— Не скажи, — заметил Тит. — Графоманы с большим пиететом относятся к печатному слову. В таких случаях и наша сойдет.
— Тогда пусть сам привезет или пришлет с кем-нибудь.
— Съезди. Человек просит, — сказал Тит благодушно. — Не мне же ехать, я какой-никакой, а главный редактор, мне это совсем не к лицу.
Маша отправилась к Рериху с большим раздражением, но стоило ей увидеть его, увидеть его желтоватое, отекшее лицо, расширяющееся книзу наподобие груши, увидеть, что он болен, и может быть, очень болен, в квартиру она вошла — большую и современную, о которой он когда-то только мечтал, — совсем с другим чувством, ее неприязнь к нему сменилась симпатией и сочувствием, но и это надо было скрывать.
Рерих провел ее на кухню, где что-то готовил.
— Вообще я тебе скажу, вегетарианство — классная вещь! — сказал он ей со знакомой интонацией, обернувшись от плиты. — Плоды земли. Без агрессии. Солнечная энергия. Я тут добавил кое-что от себя... — И он принялся рассказывать ей свой собственный способ приготовления овощей — ошпаривание, обжаривание, дотушивание. — По минутам! По минутам! — говорил Рерих с увлечением. — Главная задача — сохранить витамины.
Он горкой выложил ей на тарелку тушеные разноцветные овощи.
— Ешь! Чистый продукт!
Овощи были совершенно безвкусны. Рерих их ел с наслаждением.
Потом он провел ее по большой безлюдной квартире, и Маша восхищалась, как он удобно все устроил. Это было ему приятно. Одна из комнат была похожа на склад — вся забита стопками перевязанных книг.

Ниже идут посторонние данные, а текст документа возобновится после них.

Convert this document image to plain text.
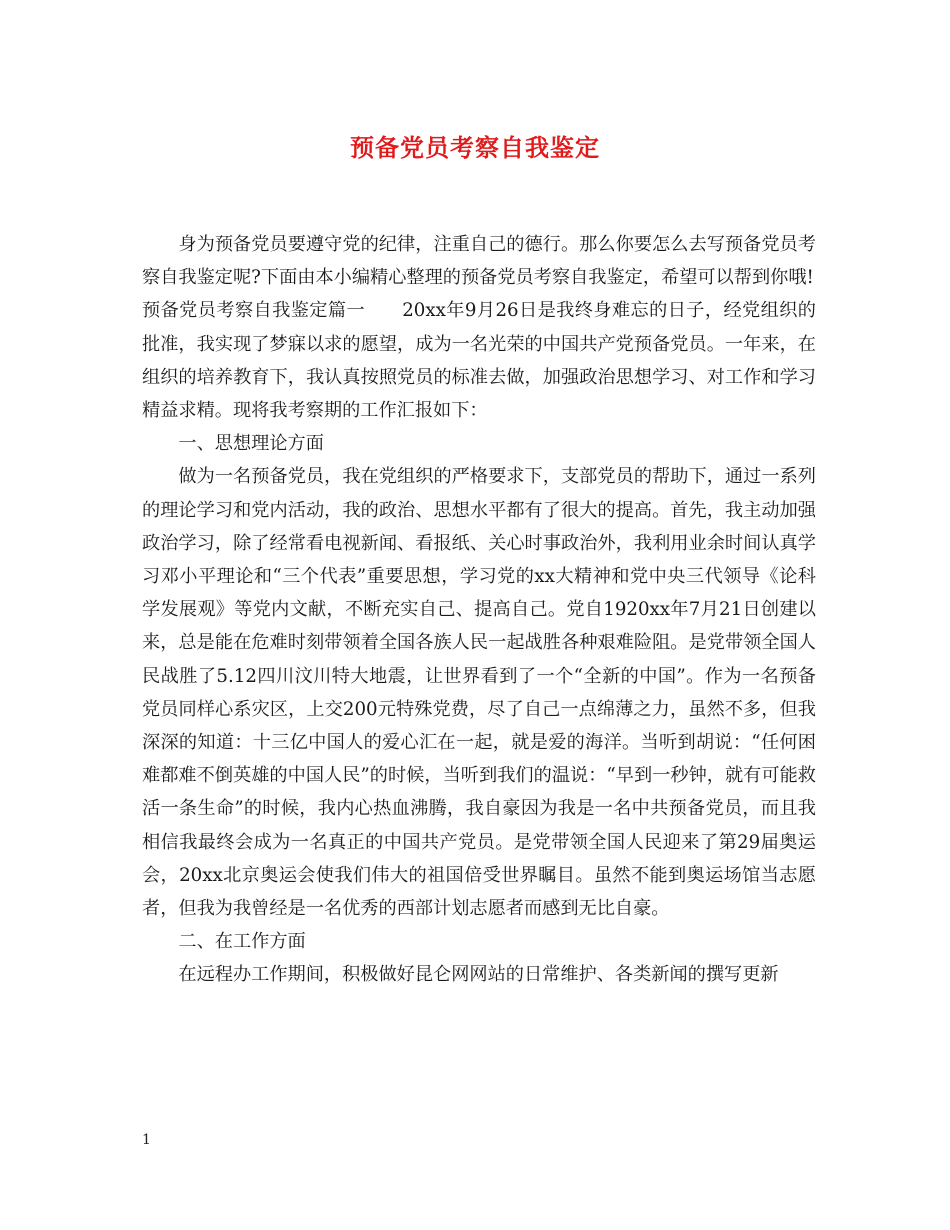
预备党员考察自我鉴定

身为预备党员要遵守党的纪律，注重自己的德行。那么你要怎么去写预备党员考察自我鉴定呢?下面由本小编精心整理的预备党员考察自我鉴定，希望可以帮到你哦!

预备党员考察自我鉴定篇一　　20xx年9月26日是我终身难忘的日子，经党组织的批准，我实现了梦寐以求的愿望，成为一名光荣的中国共产党预备党员。一年来，在组织的培养教育下，我认真按照党员的标准去做，加强政治思想学习、对工作和学习精益求精。现将我考察期的工作汇报如下：

一、思想理论方面

做为一名预备党员，我在党组织的严格要求下，支部党员的帮助下，通过一系列的理论学习和党内活动，我的政治、思想水平都有了很大的提高。首先，我主动加强政治学习，除了经常看电视新闻、看报纸、关心时事政治外，我利用业余时间认真学习邓小平理论和“三个代表”重要思想，学习党的xx大精神和党中央三代领导《论科学发展观》等党内文献，不断充实自己、提高自己。党自1920xx年7月21日创建以来，总是能在危难时刻带领着全国各族人民一起战胜各种艰难险阻。是党带领全国人民战胜了5.12四川汶川特大地震，让世界看到了一个“全新的中国”。作为一名预备党员同样心系灾区，上交200元特殊党费，尽了自己一点绵薄之力，虽然不多，但我深深的知道：十三亿中国人的爱心汇在一起，就是爱的海洋。当听到胡说：“任何困难都难不倒英雄的中国人民”的时候，当听到我们的温说：“早到一秒钟，就有可能救活一条生命”的时候，我内心热血沸腾，我自豪因为我是一名中共预备党员，而且我相信我最终会成为一名真正的中国共产党员。是党带领全国人民迎来了第29届奥运会，20xx北京奥运会使我们伟大的祖国倍受世界瞩目。虽然不能到奥运场馆当志愿者，但我为我曾经是一名优秀的西部计划志愿者而感到无比自豪。

二、在工作方面

在远程办工作期间，积极做好昆仑网网站的日常维护、各类新闻的撰写更新

1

— Это мой роман, — сказал Рерих. — На днях привезли. Еще прочтешь! — последнее он сказал даже с каким-то торжеством. — Моя песня у первобытного костра!
(Роман Рериха его последняя жена раздавала друзьям и знакомым, а все оставшееся, а оставшегося было много, свезла все тем же друзьям на дачу, сказав, что потом заберет. Но так и не забрала.)
Рерих передал ей материал для «Вечерней газеты» — несколько сложенных листков и сказал:
— А что, Машка? Все-таки и хорошее тоже было? Конечно, глупости, иллюзий хватало... Только без иллюзий... это не жизнь.
Тут как бы тень набежала на его лицо, и он резко захлопнул дверь.
Больше Маша Александрова его не видела.
Жизнь Рериха была по-своему героическая, если понимать под героизмом верность самому себе. Но не менее героической была жизнь тихого и непритязательного Мишани.
Мишаня любил жизнь. Свою собственную и в ее лице жизнь вообще.
Любил утром выпить кофе и выкурить первую сигарету, поболтать с зятем о том о сем. Любил, возвращаясь с нехитрой работы, пройтись пешком до дома, думая о том, что сейчас идет в хорошее для него место, к близким людям. Любил вечером глянуть в окно, на деревья и скромный городской пейзаж, и предположить, какая завтра будет погода. Волнения и страсти большой жизни, где шла борьба за власть, за место под солнцем, за деньги и обладание все лучшими вещами, его не очень-то волновали. Если не сказать, что не волновали вообще.
Он любил готовить, заниматься хозяйством, умел вязать, и бывало, даже вышивал. Боль, которую причинила ему Люда Попова, со временем притупилась, и он воспринимал ее теперь как нечто чужое, но неизбежное — как приходящую мать своей дочери. Как гостью.
Однажды Маша спросила, почему он не женится. Этот вопрос его возмутил. «Зачем? — сказал Мишаня. — У меня две любимые женщины (имея в виду дочь и внучку). Зачем мне третья?»
Он любил подолгу жить на даче, которую сам и строил — потихоньку, из года в год. Когда с внуками, когда один, погружаясь в природу, как в лоно матери. Май сменял июнь, июнь—июль, июль—август... Зацветали и отцветали все новые цветы и травы... Птицы выводили птенцов и все пели свои нескончаемые песни, трава и листья, до предела налившись зеленью, начинали желтеть, холодело небо, все ярче и обильнее проступали звезды.
Одиночество его не тяготило. Единственно грустные моменты бывали вечерами, когда он думал о том, что длинный летний день так быстро прошел, укоротив лето. Ему казалось, что у него что-то отнимают. Ведь Мишаня сливался с каждым днем, а потом его терял. Мишаня был этим миром, а этот мир был Мишаней.
И когда он заболел, он стал сражаться и за свою собственную жизнь, и как бы за жизнь вообще. Он прошел, что должно пройти в таких случаях — операцию и тяжелые лекарства, борясь за каждый день, как за каждый день своего мира. И чтобы дать ему этот день, дочь была готова на все и уже продавала тихонько какие-то свои вещи.